Another story about yet another powerful man who can’t seem to stop himself from harassing and coercing women.

“Mayor Bob Filner’s former communications director has filed a sexual harassment lawsuit against the leader of the nation’s eighth-largest city. Irene McCormack came forward Monday and said Filner had asked her to work without wearing panties, demanded kisses and dragged her around in a headlock while whispering sexual advances. McCormack, who demanded Filner’s immediate resignation, said she resigned in June at a staff meeting after a deputy chief of staff complained to the mayor that his behavior toward women was wrong and possibly illegal.”

These are just accusations. I suppose one could balk against drawing any conclusions from these reports on the grounds that there has been no conviction yet. However, Filner seems to be doing everything he can to convince us that the allegations are true:

“Filner previously apologized for disrespecting and sometimes intimidating women in an extraordinary video released immediately after the initial allegations surfaced. He said, ‘I need help,’ and that he would be unable to lead San Diego if his behavior didn’t change. Filner has stopped short of explicitly saying he sexually harassed women and signaled he would refuse to step aside.”

This does not strike me as the approach of an innocent man. If you take this sort of stance it really looks like you are guilty and you know there are many witnesses available to back up the accusation.

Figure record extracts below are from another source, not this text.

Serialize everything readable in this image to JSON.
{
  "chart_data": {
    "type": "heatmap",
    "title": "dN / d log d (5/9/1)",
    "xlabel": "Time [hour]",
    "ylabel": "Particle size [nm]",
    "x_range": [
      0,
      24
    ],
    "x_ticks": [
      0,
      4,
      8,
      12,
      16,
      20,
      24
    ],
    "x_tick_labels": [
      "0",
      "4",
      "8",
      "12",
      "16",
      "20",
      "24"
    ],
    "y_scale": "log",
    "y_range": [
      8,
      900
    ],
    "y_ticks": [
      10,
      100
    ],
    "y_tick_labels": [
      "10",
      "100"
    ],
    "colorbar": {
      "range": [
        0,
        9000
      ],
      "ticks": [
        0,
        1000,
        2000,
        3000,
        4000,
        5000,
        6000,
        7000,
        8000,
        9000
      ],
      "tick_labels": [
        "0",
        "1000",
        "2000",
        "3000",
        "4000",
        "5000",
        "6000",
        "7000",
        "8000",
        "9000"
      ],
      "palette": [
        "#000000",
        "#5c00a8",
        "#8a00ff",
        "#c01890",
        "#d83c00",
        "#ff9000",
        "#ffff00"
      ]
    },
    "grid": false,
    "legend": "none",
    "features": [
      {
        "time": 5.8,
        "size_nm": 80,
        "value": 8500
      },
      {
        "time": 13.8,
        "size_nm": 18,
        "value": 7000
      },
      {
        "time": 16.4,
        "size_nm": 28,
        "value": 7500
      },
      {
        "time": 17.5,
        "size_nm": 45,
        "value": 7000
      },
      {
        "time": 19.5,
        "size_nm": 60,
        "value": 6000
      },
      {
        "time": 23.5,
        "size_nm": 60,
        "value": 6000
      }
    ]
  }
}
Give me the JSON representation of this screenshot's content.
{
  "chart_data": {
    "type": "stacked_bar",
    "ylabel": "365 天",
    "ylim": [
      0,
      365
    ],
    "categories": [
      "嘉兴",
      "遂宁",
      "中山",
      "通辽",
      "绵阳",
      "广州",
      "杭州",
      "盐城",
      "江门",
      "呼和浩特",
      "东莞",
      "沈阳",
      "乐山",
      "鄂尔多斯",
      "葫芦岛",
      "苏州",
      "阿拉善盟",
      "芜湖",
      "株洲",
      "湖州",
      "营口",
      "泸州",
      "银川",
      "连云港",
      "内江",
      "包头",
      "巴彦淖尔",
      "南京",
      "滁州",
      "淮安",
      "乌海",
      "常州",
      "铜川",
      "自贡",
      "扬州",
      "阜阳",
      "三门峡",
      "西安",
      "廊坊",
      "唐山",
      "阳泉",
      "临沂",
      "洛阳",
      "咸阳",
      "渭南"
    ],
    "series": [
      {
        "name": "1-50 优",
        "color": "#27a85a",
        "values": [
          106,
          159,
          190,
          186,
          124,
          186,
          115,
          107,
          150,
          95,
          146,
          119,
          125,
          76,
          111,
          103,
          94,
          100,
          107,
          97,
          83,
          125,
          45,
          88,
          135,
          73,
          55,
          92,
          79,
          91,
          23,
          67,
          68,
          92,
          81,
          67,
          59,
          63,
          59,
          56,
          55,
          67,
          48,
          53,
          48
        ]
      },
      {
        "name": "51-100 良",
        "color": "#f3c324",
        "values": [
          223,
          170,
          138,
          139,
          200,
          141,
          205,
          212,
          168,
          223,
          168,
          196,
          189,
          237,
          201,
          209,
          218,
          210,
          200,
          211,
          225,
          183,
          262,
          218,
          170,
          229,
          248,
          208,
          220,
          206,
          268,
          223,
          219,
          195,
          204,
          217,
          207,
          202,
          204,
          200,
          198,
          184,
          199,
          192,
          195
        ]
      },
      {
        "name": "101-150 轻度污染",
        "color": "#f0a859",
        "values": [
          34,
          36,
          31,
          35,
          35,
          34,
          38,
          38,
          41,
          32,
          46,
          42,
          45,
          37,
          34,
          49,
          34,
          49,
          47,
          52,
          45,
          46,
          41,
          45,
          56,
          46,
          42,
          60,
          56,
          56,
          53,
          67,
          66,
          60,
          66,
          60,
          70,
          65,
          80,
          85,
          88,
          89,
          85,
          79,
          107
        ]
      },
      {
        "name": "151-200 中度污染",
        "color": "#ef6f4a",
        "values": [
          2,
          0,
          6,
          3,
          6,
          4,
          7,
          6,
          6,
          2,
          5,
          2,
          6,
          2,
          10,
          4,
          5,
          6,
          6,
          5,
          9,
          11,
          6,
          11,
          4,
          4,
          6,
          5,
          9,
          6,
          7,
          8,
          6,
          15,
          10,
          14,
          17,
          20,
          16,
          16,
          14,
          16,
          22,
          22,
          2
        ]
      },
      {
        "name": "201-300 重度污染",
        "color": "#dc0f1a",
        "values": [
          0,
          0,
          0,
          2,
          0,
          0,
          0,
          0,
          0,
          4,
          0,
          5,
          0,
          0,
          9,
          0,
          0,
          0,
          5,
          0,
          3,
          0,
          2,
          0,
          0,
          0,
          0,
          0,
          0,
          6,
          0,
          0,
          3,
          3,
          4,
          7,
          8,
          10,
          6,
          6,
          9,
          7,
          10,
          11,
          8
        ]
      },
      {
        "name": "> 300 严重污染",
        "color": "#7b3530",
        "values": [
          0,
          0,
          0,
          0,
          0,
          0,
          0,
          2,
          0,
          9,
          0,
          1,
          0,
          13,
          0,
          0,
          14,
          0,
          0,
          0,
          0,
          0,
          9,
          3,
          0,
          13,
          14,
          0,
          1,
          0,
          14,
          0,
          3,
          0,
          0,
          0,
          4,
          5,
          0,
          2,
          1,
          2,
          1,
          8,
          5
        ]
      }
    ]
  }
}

This may be a different kind of sexual failing than Bill Clinton’s affair with Monica Lewinsky (though it does sound similar to some of the other accusations made in Christopher Hitchens’ book, No One Left to Lie To). It is also slightly different from the failings of Elliot Spitzer and Anthony Weiner. Further from it but still relevant would be Mark Sanford’s affair. I’ve posted before about our international rulers and their sexual problems.

Is there a relationship between the desire for sexual domination and political power?

Since I’m not an anarchist libertarian, I’m not going to condemn all political leadership as inherently abusive. But the Bible does forbid kings to multiply wives, which indicates it expects them to be tempted to collect trophy females. The story of David staying home in luxury during war time, making his people do all the work and assume the personal risk, and grabbing Bathsheba for his bed, is supposed to teach us something about the perils of leadership.

Also, what about modern American city politics? What we see in Detroit is universal in the United States. The role of a modern politician in a city is to make people not worry about debt, give them false confidence in ridiculous pension promises, and build a personal fortune that you don’t plan to share when everyone else is impoverished. In other words, modern American city politics is a direct analogy to an abusive husband.

No one should be surprised that people who feel empowered by exploiting cities do the same to the women around them.